At Sovereign Grace churches, there's a lot of, "our church is so amazing," and, "I love my pastor," and not so much, "I love Jesus," or, "Christ alone."  The overwhelming pastor worship made me wary when we first joined. I knew, even back in 2006, that CJ Mahaney was bad news, but I figured going to that church for a while would be okay.

And it wasn't all terrible. When we weren't busy confessing various petty offenses to one another, my small group was engaged in loving one another beyond measure. They came to my house and had a work day, we all went to the lake and spent a day on the water, and we had really amazing Christmas parties.

But there was always this underlying loyalty to SGM, the kind that screams, "Don't question too much, or examine too closely."  It was a manic loyalty.  And even our devotion to one another in our small groups had the sheen of artificiality.  For me at least, there was little substance to those relationships.  Lots of confession, yes.  But beyond trying to be the first in the group to confess being prideful every meeting, we didn't really create spaces for deeper understandings of one another.  We also were discouraged from trying other small groups.  Everyone stayed in the one assigned, unless asked to move by the pastors.

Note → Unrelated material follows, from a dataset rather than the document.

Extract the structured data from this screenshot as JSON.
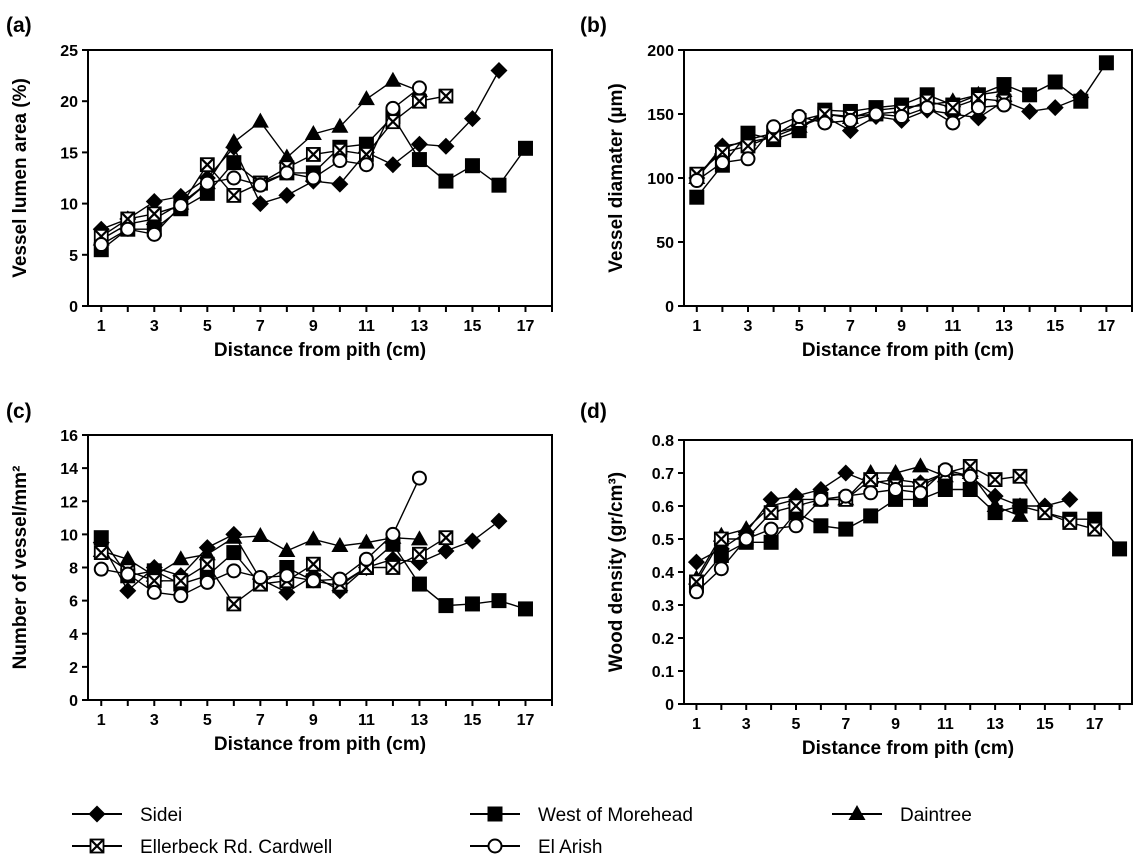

I questioned too much. And openly. I'd frequently disagree with some point or other from a pastor's sermon. And some of the young men from the church would attempt to quiet me--after all, Sovereign Grace Ministries is a staunchly complimentarian, patriarchal place, so women should shut up and sit down. Having a theological opinion should be secondary to keeping my home and raising my family. And even then, it should be closely monitored and filtered by my head, my lord, my husband. All the women were encouraged to do was repost and share articles from the Gospel Coalition, Together for the Gospel, and other Sovereign Grace affiliated and approved groups. Commenting anything other than, "I totally agree," or, "This convicted me," was frowned upon for women.  Even sharing opinions and convictions in small group as a woman wasn't given respect or weight.

CJ Mahaney once told me that my son was my highest calling. That my service to God in the form of motherhood was the biggest, most important thing I could do for Christ. While motherhood is a beautiful vocation, it certainly isn't my (or anyone else's) highest calling. I'm not defined by my mothering.

On the whole, I'm mostly just glad I escaped SGM without too much damage. The potential for great harm was always pretty high and very visible. And it scared me, though I tried to ignore it. That culture if shame and guilt, wrapped up in a cloak of "grace," is heavy and unbiblical, and I'm still unlearning some of the habits and attitudes instilled in me during my time as a young, restless, and reformed charismatic.

If anything, I hope I have put off the demeanor of haughtiness I wore so completely while I was a SGM devotee. I'v realised and embraced the fact that I don't have all the answers.  And maybe (probably) my church and pastor doesn't either.  And that's okay.